Thanks for the link to the code.
It works for me and the data is not shuffled:

def collate_fn(data):
    """Creates mini-batch tensors from the list of tuples (image, caption).
    Args:
        data: list of tuple (image, caption). 
            - image: torch tensor of shape
            - caption: torch tensor of shape (?); variable length.
    Returns:
        images: torch tensor of images.
        targets: torch tensor of shape (batch_size, padded_length).
        lengths: list; valid length for each padded caption.
    """
    # Sort a data list by caption length (descending order).
    target_images, candidate_images, captions, meta = zip(*data)

    # Merge images (from tuple of 3D tensor to 4D tensor).
    target_images = torch.stack(target_images, 0)
    candidate_images = torch.stack(candidate_images, 0)

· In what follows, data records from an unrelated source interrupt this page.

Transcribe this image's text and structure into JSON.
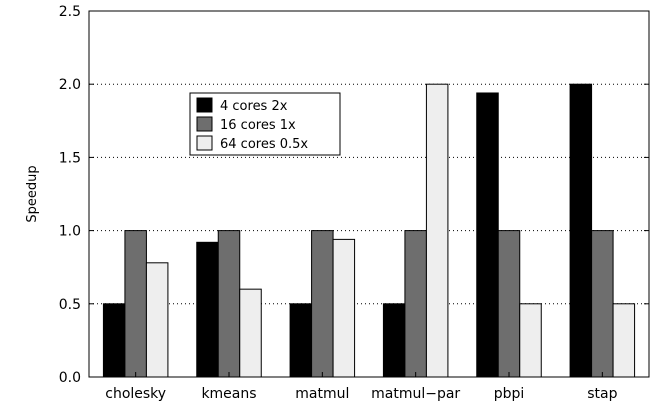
{
  "chart_data": {
    "type": "bar",
    "title": "",
    "xlabel": "",
    "ylabel": "Speedup",
    "ylim": [
      0,
      2.5
    ],
    "yticks": [
      "0.0",
      "0.5",
      "1.0",
      "1.5",
      "2.0",
      "2.5"
    ],
    "grid": "horizontal dotted",
    "legend_position": "upper-left-inside",
    "categories": [
      "cholesky",
      "kmeans",
      "matmul",
      "matmul−par",
      "pbpi",
      "stap"
    ],
    "series": [
      {
        "name": "4 cores 2x",
        "color": "#000000",
        "values": [
          0.5,
          0.92,
          0.5,
          0.5,
          1.94,
          2.0
        ]
      },
      {
        "name": "16 cores 1x",
        "color": "#6e6e6e",
        "values": [
          1.0,
          1.0,
          1.0,
          1.0,
          1.0,
          1.0
        ]
      },
      {
        "name": "64 cores 0.5x",
        "color": "#eeeeee",
        "values": [
          0.78,
          0.6,
          0.94,
          2.0,
          0.5,
          0.5
        ]
      }
    ]
  }
}
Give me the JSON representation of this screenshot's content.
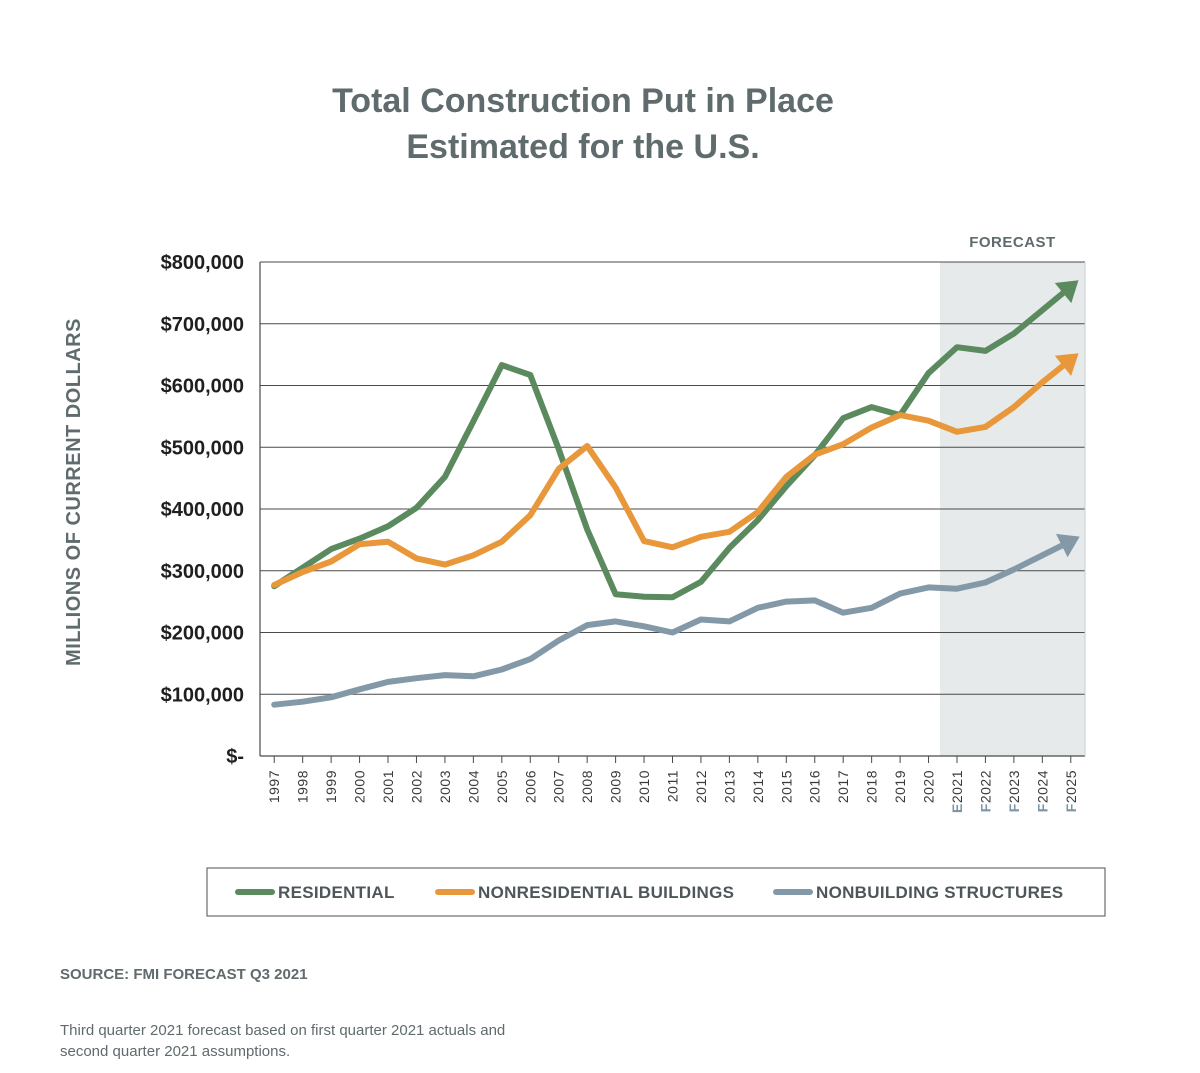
{
  "chart_data": {
    "type": "line",
    "title_lines": [
      "Total Construction Put in Place",
      "Estimated for the U.S."
    ],
    "ylabel": "MILLIONS OF CURRENT DOLLARS",
    "ylim": [
      0,
      800000
    ],
    "yticks": [
      0,
      100000,
      200000,
      300000,
      400000,
      500000,
      600000,
      700000,
      800000
    ],
    "ytick_labels": [
      "$-",
      "$100,000",
      "$200,000",
      "$300,000",
      "$400,000",
      "$500,000",
      "$600,000",
      "$700,000",
      "$800,000"
    ],
    "categories": [
      "1997",
      "1998",
      "1999",
      "2000",
      "2001",
      "2002",
      "2003",
      "2004",
      "2005",
      "2006",
      "2007",
      "2008",
      "2009",
      "2010",
      "2011",
      "2012",
      "2013",
      "2014",
      "2015",
      "2016",
      "2017",
      "2018",
      "2019",
      "2020",
      "2021",
      "2022",
      "2023",
      "2024",
      "2025"
    ],
    "category_suffix": [
      "",
      "",
      "",
      "",
      "",
      "",
      "",
      "",
      "",
      "",
      "",
      "",
      "",
      "",
      "",
      "",
      "",
      "",
      "",
      "",
      "",
      "",
      "",
      "",
      "E",
      "F",
      "F",
      "F",
      "F"
    ],
    "forecast_label": "FORECAST",
    "forecast_start": "2021",
    "grid": true,
    "legend_position": "bottom",
    "series": [
      {
        "name": "RESIDENTIAL",
        "color": "#5b8a5f",
        "values": [
          275000,
          305000,
          335000,
          352000,
          372000,
          402000,
          452000,
          542000,
          633000,
          617000,
          497000,
          367000,
          262000,
          258000,
          257000,
          282000,
          337000,
          382000,
          437000,
          487000,
          547000,
          565000,
          552000,
          620000,
          662000,
          656000,
          684000,
          722000,
          760000
        ]
      },
      {
        "name": "NONRESIDENTIAL BUILDINGS",
        "color": "#e8973a",
        "values": [
          277000,
          298000,
          315000,
          343000,
          347000,
          320000,
          310000,
          325000,
          347000,
          390000,
          465000,
          502000,
          435000,
          348000,
          338000,
          355000,
          363000,
          395000,
          452000,
          488000,
          505000,
          532000,
          552000,
          543000,
          525000,
          533000,
          565000,
          605000,
          642000
        ]
      },
      {
        "name": "NONBUILDING STRUCTURES",
        "color": "#8499a8",
        "values": [
          83000,
          88000,
          95000,
          108000,
          120000,
          126000,
          131000,
          129000,
          140000,
          157000,
          187000,
          212000,
          218000,
          210000,
          200000,
          221000,
          218000,
          240000,
          250000,
          252000,
          232000,
          240000,
          263000,
          273000,
          271000,
          281000,
          302000,
          325000,
          348000
        ]
      }
    ],
    "source": "SOURCE: FMI FORECAST Q3 2021",
    "note": "Third quarter 2021 forecast based on first quarter 2021 actuals and second quarter 2021 assumptions."
  }
}
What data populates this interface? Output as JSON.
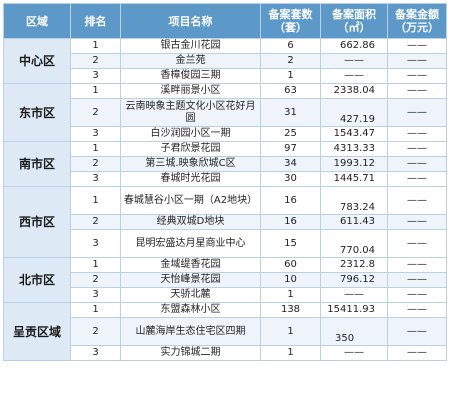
{
  "headers": {
    "region": "区域",
    "rank": "排名",
    "project": "项目名称",
    "count": "备案套数（套）",
    "area": "备案面积（㎡）",
    "amount": "备案金额（万元）"
  },
  "regions": [
    {
      "name": "中心区",
      "rows": [
        {
          "rank": "1",
          "project": "银古金川花园",
          "count": "6",
          "area": "662.86",
          "amount": "——"
        },
        {
          "rank": "2",
          "project": "金兰苑",
          "count": "2",
          "area": "——",
          "amount": "——"
        },
        {
          "rank": "3",
          "project": "香樟俊园三期",
          "count": "1",
          "area": "——",
          "amount": "——"
        }
      ]
    },
    {
      "name": "东市区",
      "rows": [
        {
          "rank": "1",
          "project": "溪畔丽景小区",
          "count": "63",
          "area": "2338.04",
          "amount": "——"
        },
        {
          "rank": "2",
          "project": "云南映象主题文化小区花好月圆",
          "count": "31",
          "area": "427.19",
          "amount": "——"
        },
        {
          "rank": "3",
          "project": "白沙润园小区一期",
          "count": "25",
          "area": "1543.47",
          "amount": "——"
        }
      ]
    },
    {
      "name": "南市区",
      "rows": [
        {
          "rank": "1",
          "project": "子君欣景花园",
          "count": "97",
          "area": "4313.33",
          "amount": "——"
        },
        {
          "rank": "2",
          "project": "第三城.映象欣城C区",
          "count": "34",
          "area": "1993.12",
          "amount": "——"
        },
        {
          "rank": "3",
          "project": "春城时光花园",
          "count": "30",
          "area": "1445.71",
          "amount": "——"
        }
      ]
    },
    {
      "name": "西市区",
      "rows": [
        {
          "rank": "1",
          "project": "春城慧谷小区一期（A2地块）",
          "count": "16",
          "area": "783.24",
          "amount": "——"
        },
        {
          "rank": "2",
          "project": "经典双城D地块",
          "count": "16",
          "area": "611.43",
          "amount": "——"
        },
        {
          "rank": "3",
          "project": "昆明宏盛达月星商业中心",
          "count": "15",
          "area": "770.04",
          "amount": "——"
        }
      ]
    },
    {
      "name": "北市区",
      "rows": [
        {
          "rank": "1",
          "project": "金域缇香花园",
          "count": "60",
          "area": "2312.8",
          "amount": "——"
        },
        {
          "rank": "2",
          "project": "天怡峰景花园",
          "count": "10",
          "area": "796.12",
          "amount": "——"
        },
        {
          "rank": "3",
          "project": "天骄北麓",
          "count": "1",
          "area": "——",
          "amount": "——"
        }
      ]
    },
    {
      "name": "呈贡区域",
      "rows": [
        {
          "rank": "1",
          "project": "东盟森林小区",
          "count": "138",
          "area": "15411.93",
          "amount": "——"
        },
        {
          "rank": "2",
          "project": "山麓海岸生态住宅区四期",
          "count": "1",
          "area": "350",
          "amount": "——"
        },
        {
          "rank": "3",
          "project": "实力锦城二期",
          "count": "1",
          "area": "——",
          "amount": "——"
        }
      ]
    }
  ]
}
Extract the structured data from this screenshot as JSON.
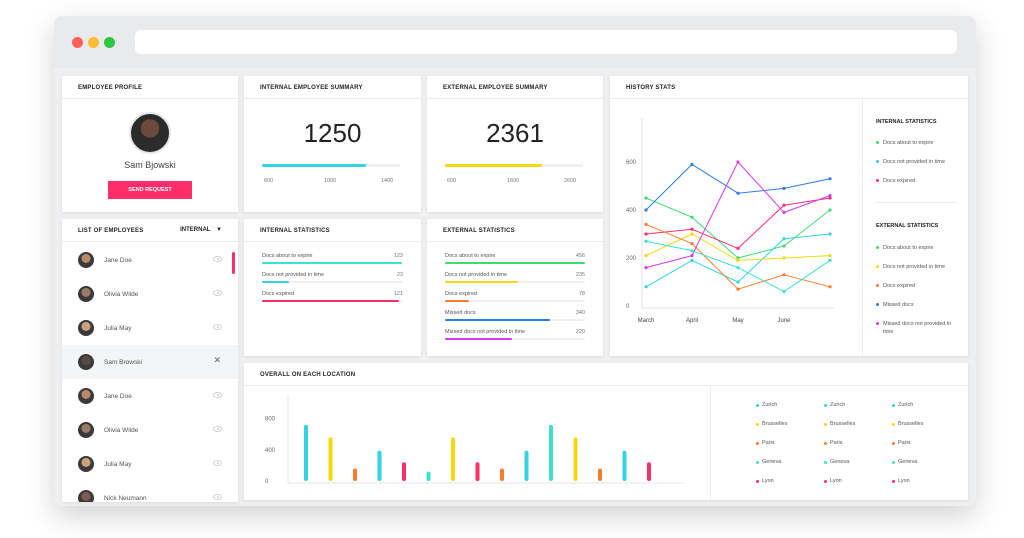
{
  "colors": {
    "cyan": "#33d3e6",
    "green": "#3ddc6f",
    "yellow": "#f5d90f",
    "orange": "#ff7a2e",
    "red": "#ff2d6a",
    "blue": "#2d7de3",
    "purple": "#d23cf0",
    "pink": "#ff2d6a",
    "teal": "#3fe0d0"
  },
  "profile": {
    "title": "Employee profile",
    "name": "Sam Bjowski",
    "button": "SEND REQUEST",
    "avatar_icon": "user-avatar"
  },
  "internal_summary": {
    "title": "Internal employee summary",
    "value": "1250",
    "progress": 0.75,
    "ticks": [
      "600",
      "1000",
      "1400"
    ]
  },
  "external_summary": {
    "title": "External employee summary",
    "value": "2361",
    "progress": 0.7,
    "ticks": [
      "600",
      "1600",
      "2600"
    ]
  },
  "employees": {
    "title": "List of employees",
    "filter": "INTERNAL",
    "rows": [
      {
        "name": "Jane Doe",
        "icon": "eye-icon"
      },
      {
        "name": "Olivia Wilde",
        "icon": "eye-icon"
      },
      {
        "name": "Julia May",
        "icon": "eye-icon"
      },
      {
        "name": "Sam Browski",
        "icon": "close-icon"
      },
      {
        "name": "Jane Doe",
        "icon": "eye-icon"
      },
      {
        "name": "Olivia Wilde",
        "icon": "eye-icon"
      },
      {
        "name": "Julia May",
        "icon": "eye-icon"
      },
      {
        "name": "Nick Neumann",
        "icon": "eye-icon"
      }
    ]
  },
  "internal_stats": {
    "title": "Internal statistics",
    "rows": [
      {
        "label": "Docs about to expire",
        "value": "123",
        "pct": 1.0
      },
      {
        "label": "Docs not provided in time",
        "value": "23",
        "pct": 0.19
      },
      {
        "label": "Docs expired",
        "value": "121",
        "pct": 0.98
      }
    ]
  },
  "external_stats": {
    "title": "External statistics",
    "rows": [
      {
        "label": "Docs about to expire",
        "value": "456",
        "pct": 1.0
      },
      {
        "label": "Docs not provided in time",
        "value": "235",
        "pct": 0.52
      },
      {
        "label": "Docs expired",
        "value": "78",
        "pct": 0.17
      },
      {
        "label": "Missed docs",
        "value": "340",
        "pct": 0.75
      },
      {
        "label": "Missed docs not provided in time",
        "value": "220",
        "pct": 0.48
      }
    ]
  },
  "history": {
    "title": "History stats",
    "internal_title": "Internal statistics",
    "internal_legend": [
      "Docs about to expire",
      "Docs not provided in time",
      "Docs expired"
    ],
    "external_title": "External statistics",
    "external_legend": [
      "Docs about to expire",
      "Docs not provided in time",
      "Docs expired",
      "Missed docs",
      "Missed docs not provided in time"
    ]
  },
  "locations": {
    "title": "Overall on each location",
    "legend_columns": [
      [
        "Zurich",
        "Brusselles",
        "Paris",
        "Geneva",
        "Lyon"
      ],
      [
        "Zurich",
        "Brusselles",
        "Paris",
        "Geneva",
        "Lyon"
      ],
      [
        "Zurich",
        "Brusselles",
        "Paris",
        "Geneva",
        "Lyon"
      ]
    ]
  },
  "chart_data": [
    {
      "type": "line",
      "x": [
        "March",
        "April",
        "May",
        "June",
        ""
      ],
      "yticks": [
        0,
        200,
        400,
        600
      ],
      "ylim": [
        0,
        700
      ],
      "series": [
        {
          "color": "#3ddc6f",
          "values": [
            450,
            370,
            200,
            250,
            400
          ]
        },
        {
          "color": "#33d3e6",
          "values": [
            80,
            190,
            100,
            280,
            300
          ]
        },
        {
          "color": "#ff2d6a",
          "values": [
            300,
            320,
            240,
            420,
            450
          ]
        },
        {
          "color": "#f5d90f",
          "values": [
            210,
            300,
            190,
            200,
            210
          ]
        },
        {
          "color": "#ff7a2e",
          "values": [
            340,
            260,
            70,
            130,
            80
          ]
        },
        {
          "color": "#2d7de3",
          "values": [
            400,
            590,
            470,
            490,
            530
          ]
        },
        {
          "color": "#d23cf0",
          "values": [
            160,
            210,
            600,
            390,
            460
          ]
        },
        {
          "color": "#3fe0d0",
          "values": [
            270,
            230,
            160,
            60,
            190
          ]
        }
      ]
    },
    {
      "type": "bar",
      "yticks": [
        0,
        400,
        800
      ],
      "ylim": [
        0,
        1000
      ],
      "values": [
        720,
        560,
        160,
        390,
        240,
        120,
        560,
        240,
        160,
        390,
        720,
        560,
        160,
        390,
        240
      ],
      "colors": [
        "#33d3e6",
        "#f5d90f",
        "#ff7a2e",
        "#33d3e6",
        "#ff2d6a",
        "#3fe0d0",
        "#f5d90f",
        "#ff2d6a",
        "#ff7a2e",
        "#33d3e6",
        "#3fe0d0",
        "#f5d90f",
        "#ff7a2e",
        "#33d3e6",
        "#ff2d6a"
      ]
    }
  ]
}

    # Merge captions (from tuple of 1D tensor to 2D tensor).
    lengths = [len(cap) for cap in captions]
    captions_out = torch.zeros(len(captions), max(lengths)).long()
    for i, cap in enumerate(captions):
        end = lengths[i]
        captions_out[i, :end] = cap[:end]
    return target_images, candidate_images, captions_out, lengths, meta



class MyDataset(Dataset):
    def __init__(self):
        pass
    
    def __len__(self):
        return 10
    
    def __getitem__(self, idx):
        target_image = torch.tensor([idx]).float()
        candidate_image = torch.tensor([idx]).float() + 0.1
        caption = torch.tensor([idx]).float() + 0.2
        target_asin = 't' + str(idx)
        candidate_asin = 'candidate' + str(idx)
        caption_texts = 'cap' + str(idx)

        return target_image, candidate_image, caption, {'target': target_asin, 'candidate': candidate_asin, 'caption': caption_texts}
        
    
dataset = MyDataset()
print(dataset[0])
# (tensor([0.]), tensor([0.1000]), tensor([0.2000]), {'target': 't0', 'candidate': 'candidate0', 'caption': 'cap0'})
print(dataset[1])
# (tensor([1.]), tensor([1.1000]), tensor([1.2000]), {'target': 't1', 'candidate': 'candidate1', 'caption': 'cap1'})

loader = DataLoader(dataset, batch_size=2, shuffle=False, collate_fn=collate_fn)
for target_images, candidate_images, captions_out, lengths, meta in loader:
    print(target_images)
    print(candidate_images)
    print(captions_out)
    print(lengths)
    print(meta)
    
# output
# tensor([[0.],
#         [1.]])
# tensor([[0.1000],
#         [1.1000]])
# tensor([[0],
#         [1]])
# [1, 1]
# ({'target': 't0', 'candidate': 'candidate0', 'caption': 'cap0'}, {'target': 't1', 'candidate': 'candidate1', 'caption': 'cap1'})
# tensor([[2.],
#         [3.]])
# tensor([[2.1000],
#         [3.1000]])
# tensor([[2],
#         [3]])
# [1, 1]

lanka · June 30, 2022, 9:52am

yes. it’s working.I ll check again my code. thanks a lot.